2. **Incorporate Development Metadata:** Systematically capture and correlate security findings with relevant development attributes such as:
* Outsourcing status (Internal vs. Third-Party code).
* Development Lifecycle Model used (Agile, Waterfall).
* Team size, platform, core programming language, and frameworks used.
3. **Establish Benchmarking Against Peers:** Use external industry reports (like SOSS or DBIR) to benchmark the organization’s security metrics (e.g., % of apps with critical issues) for contextual comparison against anonymized competitor/industry data.
## Implementation Guidance
### For Small Organizations
- **Focus on Ratios:** Prioritize calculating the ratio of High/Critical vulnerabilities per application to get a baseline measure of quality, rather than focusing on total volume.
- **Manual Metadata Tagging:** Since formal tooling might be limited, mandate a simple spreadsheet or ticketing system where every finding must be tagged with the application’s primary business function (Low, Medium, High transactional risk).
### For Medium Organizations
- **Implement a Centralized Data Store:** Mandate the consolidation of findings from all scanners and testers into one repository to facilitate cross-application metric generation.
- **Start Trend Analysis:** Utilize data collected over the last year to identify which vulnerability classes (e.g., Injection, Auth Bypass) are most frequently appearing across the portfolio.
### For Large Enterprises
- **Automate Metadata Ingestion:** Integrate security testing tools directly with Configuration Management Databases (CMDB) or DevOps pipelines to automatically attach application lifecycle, outsourcing status, and system criticality to every finding.
- **Workshop-Driven Metric Validation:** Present derived, contextualized metrics (e.g., risk exposure per development team) to cross-functional stakeholders (Development, Risk, Business Units) and solicit qualitative feedback to validate the usefulness and accuracy of the metrics in driving remediation decisions.
## Configuration Examples
*No specific technical configuration examples were provided in the source text; the recommendations focus on data structuring and metric definition.*
## Compliance Alignment
The adoption of robust, risk-based metrics aligns indirectly with the goals of major standards by requiring systematic data management and risk assessment:
- **NIST CSF:** Supports the **Identify** function by requiring asset management and risk assessment.
- **ISO 27001/27002:** Supports Annex A.18 (Compliance) by mandating measurement and review of information security controls.
## Common Pitfalls to Avoid
- **Ignoring Context:** Measuring the security of 100 IoT devices the same way as 2 core banking platforms.
- **Data Silos:** Leaving vulnerability data trapped in disparate PDF reports or paper trails, making any trend analysis or aggregation impossible or excessively time-consuming.
- **Focusing on Input vs.
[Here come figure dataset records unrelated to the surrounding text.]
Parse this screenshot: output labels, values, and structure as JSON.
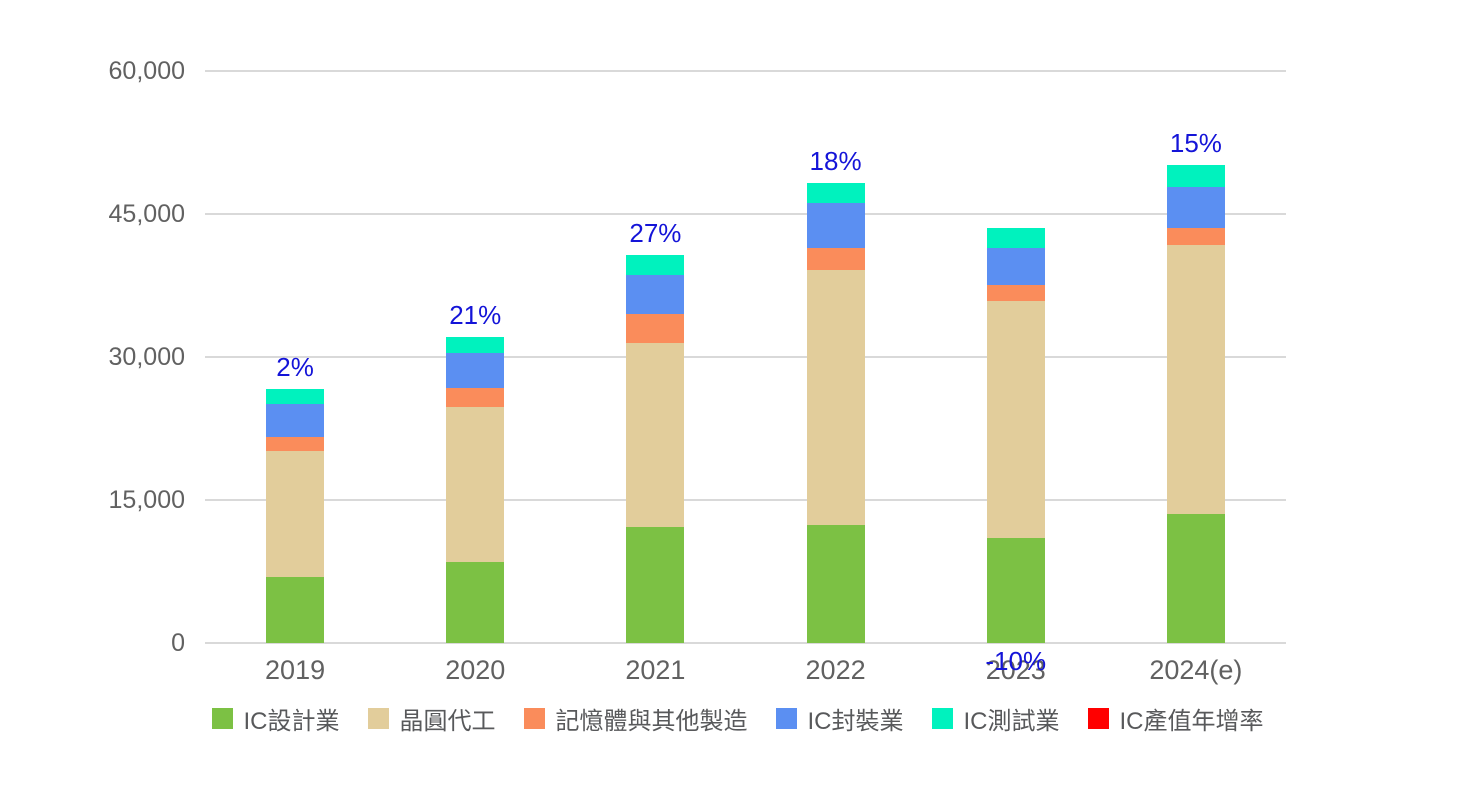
{
  "chart_data": {
    "type": "bar",
    "stacked": true,
    "title": "",
    "xlabel": "",
    "ylabel": "",
    "categories": [
      "2019",
      "2020",
      "2021",
      "2022",
      "2023",
      "2024(e)"
    ],
    "series": [
      {
        "name": "IC設計業",
        "color": "#7cc144",
        "values": [
          6900,
          8530,
          12150,
          12380,
          10980,
          13530
        ]
      },
      {
        "name": "晶圓代工",
        "color": "#e2cd9b",
        "values": [
          13250,
          16200,
          19350,
          26750,
          24900,
          28220
        ]
      },
      {
        "name": "記憶體與其他製造",
        "color": "#fa8c5b",
        "values": [
          1500,
          2000,
          2980,
          2340,
          1680,
          1750
        ]
      },
      {
        "name": "IC封裝業",
        "color": "#5b8ff2",
        "values": [
          3400,
          3670,
          4120,
          4660,
          3920,
          4370
        ]
      },
      {
        "name": "IC測試業",
        "color": "#00f2be",
        "values": [
          1600,
          1740,
          2100,
          2160,
          2030,
          2270
        ]
      }
    ],
    "growth_series": {
      "name": "IC產值年增率",
      "legend_color": "#ff0000",
      "label_color": "#1414d8",
      "values_pct": [
        2,
        21,
        27,
        18,
        -10,
        15
      ],
      "labels": [
        "2%",
        "21%",
        "27%",
        "18%",
        "-10%",
        "15%"
      ]
    },
    "ylim": [
      0,
      60000
    ],
    "yticks": [
      {
        "value": 0,
        "label": "0"
      },
      {
        "value": 15000,
        "label": "15,000"
      },
      {
        "value": 30000,
        "label": "30,000"
      },
      {
        "value": 45000,
        "label": "45,000"
      },
      {
        "value": 60000,
        "label": "60,000"
      }
    ],
    "grid": true,
    "legend_position": "bottom"
  },
  "colors": {
    "background": "#ffffff",
    "gridline": "#d9d9d9",
    "axis_text": "#616161",
    "legend_text": "#58595b"
  }
}
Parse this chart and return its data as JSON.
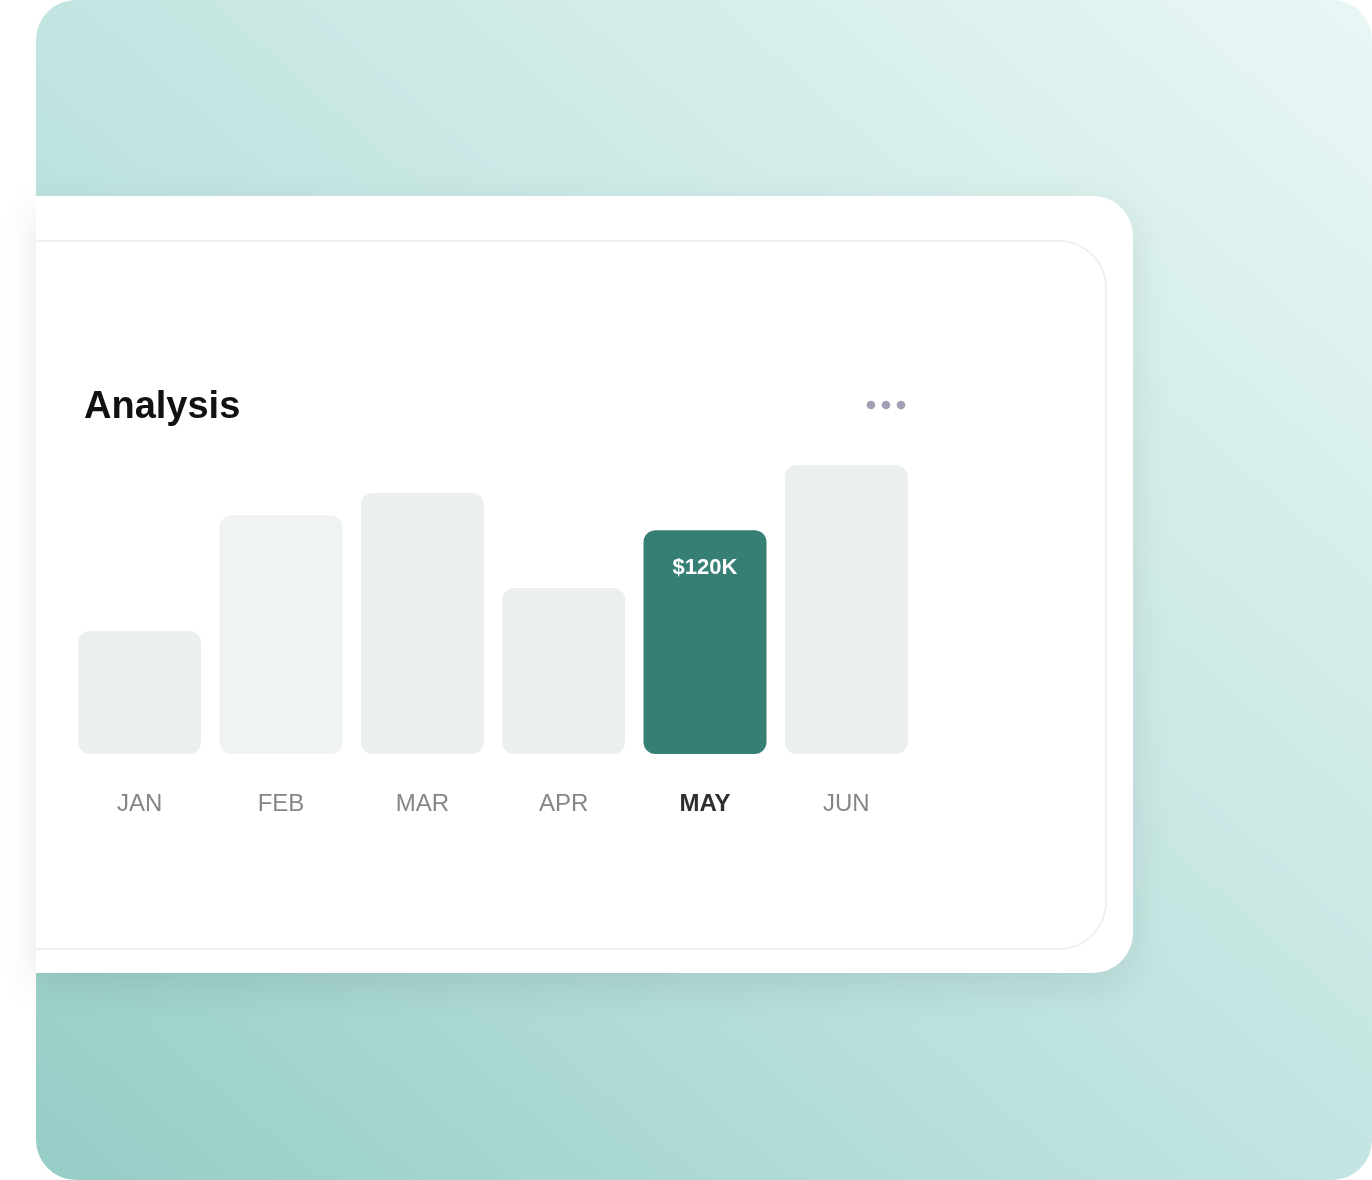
{
  "chart_data": {
    "type": "bar",
    "title": "Analysis",
    "categories": [
      "JAN",
      "FEB",
      "MAR",
      "APR",
      "MAY",
      "JUN"
    ],
    "values": [
      66,
      128,
      140,
      89,
      120,
      155
    ],
    "value_labels": [
      null,
      null,
      null,
      null,
      "$120K",
      null
    ],
    "colors": [
      "#ebefee",
      "#eff3f2",
      "#ebefee",
      "#ebefee",
      "#357f75",
      "#ebefee"
    ]
  }
}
Outcome:** Reporting on the *number of scans run* (input) instead of the *resulting risk reduction* (outcome).
- **Ignoring Attacker Perspective:** Measuring issues solely by technical severity without considering the practical effort an adversary would need to expend to exploit them.
## Resources
- **Verizon Data Breach Investigations Report (DBIR):** Useful for understanding post-hoc breach metrics and trends.
- **Veracode State of Software Security (SOSS):** Useful for understanding pre-production analysis and vulnerability trends across an application portfolio.
- **WASC Security Statistics Projects (Historical Context):** Provides examples of historical approaches to vulnerability classification reporting.